KUALA LUMPUR: Kenanga Research has maintained a “neutral” call on the property sector, noting, however, that it is still plagued with affordability, policy and oversupply issues.

 

“We feel the sector still lacks sustainable earnings visibility and growth to justify a re-rating in valuations,” it said.

 

“While sales numbers reported by developers have generally been good year-to-date, we believe it would be increasingly hard to drive sales in financial year 2022 (FY22), given the absence of Home Ownership Campaign (HOC) discounts and expected interest-rate hikes on the back of a persistent oversupply issue,” Kenanga Research said.

 

The research house said year-to-date, sales by most developers under its coverage have been strong, with Eco World Development Group Bhd and Sunway Bhd already surpassing their initial sales targets while Sime Darby Property Bhd and S P Setia Bhd are likely to surpass sales targets by the fourth quarter of this year.

 

Kenanga believes the broad rationale behind the strong sales was due to the low interest rate climate coupled with the ongoing HOC being implemented.

 

“Should our FY21 sales target be met by individual developers in the fourth quarter, note that cumulative developers’ sales (of RM18.9bil) under our coverage would surpass pre-Covid levels, mainly thanks to Eco World and Sunway’s outstanding performance,” it said.

 

While FY21 sales have been encouraging, Kenanga is less upbeat on the FY22 sales prospects, given the absence of the HOC, expected interest rate hike as the economy recovers, property cooling measures implemented in Singapore (in December 2021) and growing overhangs and unsold units under construction within the residential market, which would create a more competitive sector.

 

“Therefore, we anticipate a drop in overall year-on-year sales by developers under our coverage to RM17.75bil,” Kenanga said.

 

Generally, it noted that property development margins year-to-date have been rather stable.

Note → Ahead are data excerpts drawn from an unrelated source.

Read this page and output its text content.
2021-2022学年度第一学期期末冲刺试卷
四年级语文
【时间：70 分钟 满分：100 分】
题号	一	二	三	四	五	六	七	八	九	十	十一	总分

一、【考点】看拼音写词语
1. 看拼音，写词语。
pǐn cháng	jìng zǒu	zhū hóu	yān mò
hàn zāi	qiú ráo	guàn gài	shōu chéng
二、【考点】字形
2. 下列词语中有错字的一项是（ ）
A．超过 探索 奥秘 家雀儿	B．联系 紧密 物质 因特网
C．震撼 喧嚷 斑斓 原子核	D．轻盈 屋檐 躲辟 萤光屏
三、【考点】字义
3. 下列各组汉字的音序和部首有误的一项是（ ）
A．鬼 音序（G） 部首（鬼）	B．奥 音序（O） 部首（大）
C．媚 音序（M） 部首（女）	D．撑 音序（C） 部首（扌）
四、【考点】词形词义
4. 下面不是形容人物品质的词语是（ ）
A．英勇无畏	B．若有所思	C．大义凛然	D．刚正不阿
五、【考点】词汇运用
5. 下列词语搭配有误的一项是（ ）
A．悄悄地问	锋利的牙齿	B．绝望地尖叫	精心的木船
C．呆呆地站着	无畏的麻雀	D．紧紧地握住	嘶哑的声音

This is attributable to cost controls and efforts to pivot into digital marketing, which substantially saved on sales and marketing costs while sales remained healthy.

 

Developers that saw their margins severely deteriorated were those who had a lack of fresh sales, low unbilled sales at the start of the period and those with a less nimble cost structure.

 

Should the HOC be extended, Kenanga is mildly positive as this would provide upside towards its FY22 sales numbers.

 

However, it said such a tax holiday assistance was just a temporary measure while the ongoing structural issue of oversupply still persists.

 

“Overall, the sector still remains fundamentally challenged from affordability, policy and oversupply standpoints.

 

“Despite the low valuations (in price-book value terms), the entire sector still lacks sustainable earnings visibility and growth to justify a re-rating.

 

“We feel that certain developers’ share price has undershot fair valuations and now provides an appealing risk-to-reward profile for bottom-fishing trading opportunities. Such names include UEM Sunrise Bhd, Sunway and Sime Darby Property,” it said.

 

“Nevertheless, there are smaller cap players such as Ageson Berhad and Inta Bina Group Berhad that should be in the eyes of investors. A low single digit PER pegged to FY22F is too cheap to ignore.” it said.